UK Proposes Stablecoin Holding Caps, Sparks Industry Backlash
The Bank of England's proposal to cap individual holdings of stablecoins has sparked a strong negative reaction from the crypto industry. Coinbase's CEO criticized the approach as anti-competitive and a form of picking winners. The regulatory move highlights ongoing policy uncertainty for stablecoins, which are critical for capital flows in DeFi.

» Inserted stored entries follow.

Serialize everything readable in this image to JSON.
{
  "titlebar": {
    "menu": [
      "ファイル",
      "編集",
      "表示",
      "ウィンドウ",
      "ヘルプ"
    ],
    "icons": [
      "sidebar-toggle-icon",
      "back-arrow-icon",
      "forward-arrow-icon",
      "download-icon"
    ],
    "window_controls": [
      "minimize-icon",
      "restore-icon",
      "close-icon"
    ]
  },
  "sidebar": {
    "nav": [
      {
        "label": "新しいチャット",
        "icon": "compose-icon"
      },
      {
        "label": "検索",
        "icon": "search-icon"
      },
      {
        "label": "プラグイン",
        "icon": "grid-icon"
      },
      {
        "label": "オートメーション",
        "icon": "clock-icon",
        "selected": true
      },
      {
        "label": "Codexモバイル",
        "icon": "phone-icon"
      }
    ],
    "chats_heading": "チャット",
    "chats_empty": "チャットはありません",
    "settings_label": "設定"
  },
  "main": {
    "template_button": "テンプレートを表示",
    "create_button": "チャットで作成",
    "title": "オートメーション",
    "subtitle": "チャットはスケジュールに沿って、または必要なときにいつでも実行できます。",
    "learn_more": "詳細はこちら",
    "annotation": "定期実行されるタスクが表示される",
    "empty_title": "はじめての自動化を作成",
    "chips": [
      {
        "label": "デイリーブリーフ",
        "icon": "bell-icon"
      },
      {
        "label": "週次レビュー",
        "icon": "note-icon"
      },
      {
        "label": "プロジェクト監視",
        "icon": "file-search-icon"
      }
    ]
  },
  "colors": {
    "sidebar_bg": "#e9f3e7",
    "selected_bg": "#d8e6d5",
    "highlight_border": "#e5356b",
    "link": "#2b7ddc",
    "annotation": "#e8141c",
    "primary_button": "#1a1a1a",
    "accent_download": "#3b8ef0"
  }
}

- The proposed caps are £20,000 for individual consumers and £10 million for corporate bodies, a measure the Bank of England suggests could be "transitional" to prevent large, rapid outflows from traditional bank deposits. - Regulators are concerned that without limits, a sudden shift of funds into stablecoins could disrupt the banking system's ability to provide credit to the wider economy. - The rules specifically target "systemic" sterling-denominated stablecoins used for payments, while stablecoins used primarily for crypto trading will fall under the supervision of the Financial Conduct Authority (FCA). - This proposal is part of a broader regulatory framework established by the Financial Services and Markets Act 2023, which brought stablecoins used for payments under the UK's regulatory authority. - In addition to holding caps, the proposal requires stablecoin issuers to back their coins with a mix of assets, including unremunerated deposits at the Bank of England and short-term UK government debt. - Critics, including the UK Cryptoasset Business Council, argue the holding limits are impractical to enforce as issuers often do not have visibility into the ultimate holders of their tokens. - The UK's approach is notably different from other major jurisdictions like the European Union and the United States, which have not included similar individual holding caps in their stablecoin regulations. - This regulatory push is occurring alongside the Bank of England and HM Treasury's ongoing exploration of a central bank digital currency (CBDC), referred to as the "digital pound."